Jerry Henry, the executive director of GeorgiaCarry, was more blunt about the McIver shooting.

“It’s not an accident, it’s negligence; I can’t see how you can look at it any other way, in my firm opinion,” he said. “It’s a negligent discharge and he’s responsible for her death.”

On the home invasion front, Henry was pleased by the outcome: “That’s what should happen every time someone kicks in a door; if it did, people would get the message.

“She was apparently trained to use the gun, so she got one of them and got the other two out of her house.”

Au contraire, said Porter.

The woman recently got the gun from her husband, Porter said, “but had never fired it.”

Still, he added, “She did what a lot of people can’t do: She fired accurately under pressure. Gun instructors call it spraying and praying.”

Folks worry about home invasions, although doors kicked in by robbing crews are rare. Often the victims are drug dealers or small, legitimate merchants who deal in cash. The woman, whose family ran an Asian restaurant, was the latter. Homegrown robbing crews have invaded the abodes of perhaps 20 Asian restaurant owners in the past three years, Porter said.

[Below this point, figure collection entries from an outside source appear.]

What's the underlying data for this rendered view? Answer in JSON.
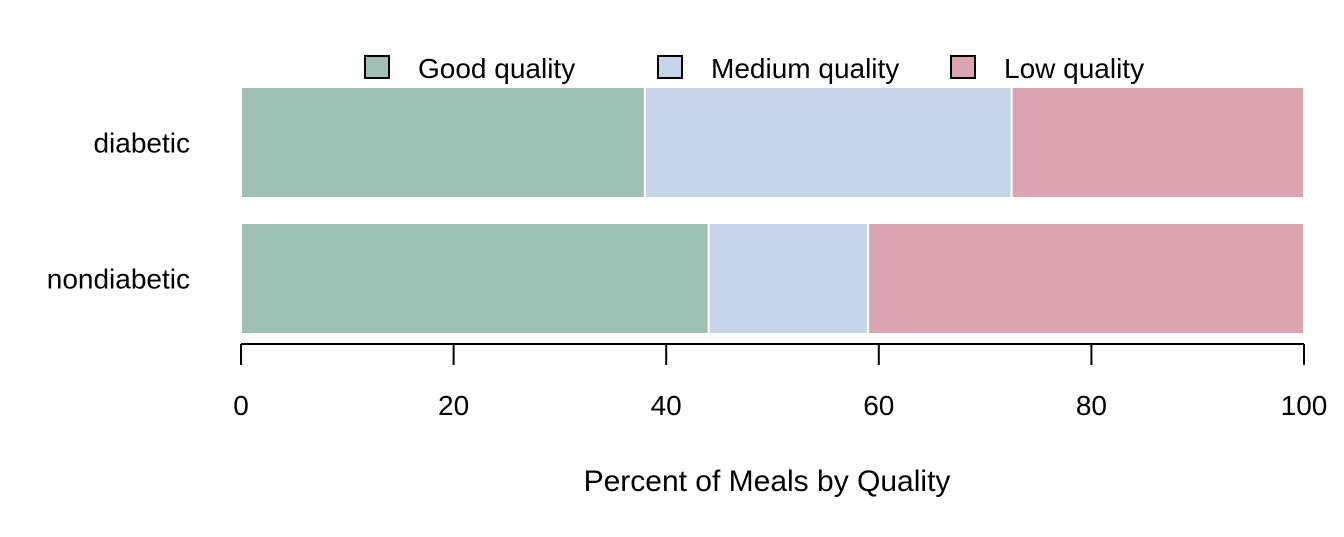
{
  "chart_data": {
    "type": "bar",
    "orientation": "horizontal",
    "stacked": true,
    "categories": [
      "diabetic",
      "nondiabetic"
    ],
    "series": [
      {
        "name": "Good quality",
        "values": [
          38,
          44
        ],
        "color": "#9fc1b5"
      },
      {
        "name": "Medium quality",
        "values": [
          34.5,
          15
        ],
        "color": "#c6d5ea"
      },
      {
        "name": "Low quality",
        "values": [
          27.5,
          41
        ],
        "color": "#daa4b0"
      }
    ],
    "xlabel": "Percent of Meals by Quality",
    "xlim": [
      0,
      100
    ],
    "xticks": [
      0,
      20,
      40,
      60,
      80,
      100
    ],
    "legend_position": "top",
    "grid": false
  }
}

The Gwinnett woman’s security video captures three armed men forcing their way in and snooping around a home filled with restaurant supplies. Suddenly, the three flee terrified as the woman charges down the hall firing, then aiming into the front yard, while the intruders shoot back. The robber wearing a long wig ended up dead in the yard. The other two dashed off into the night and are still at large.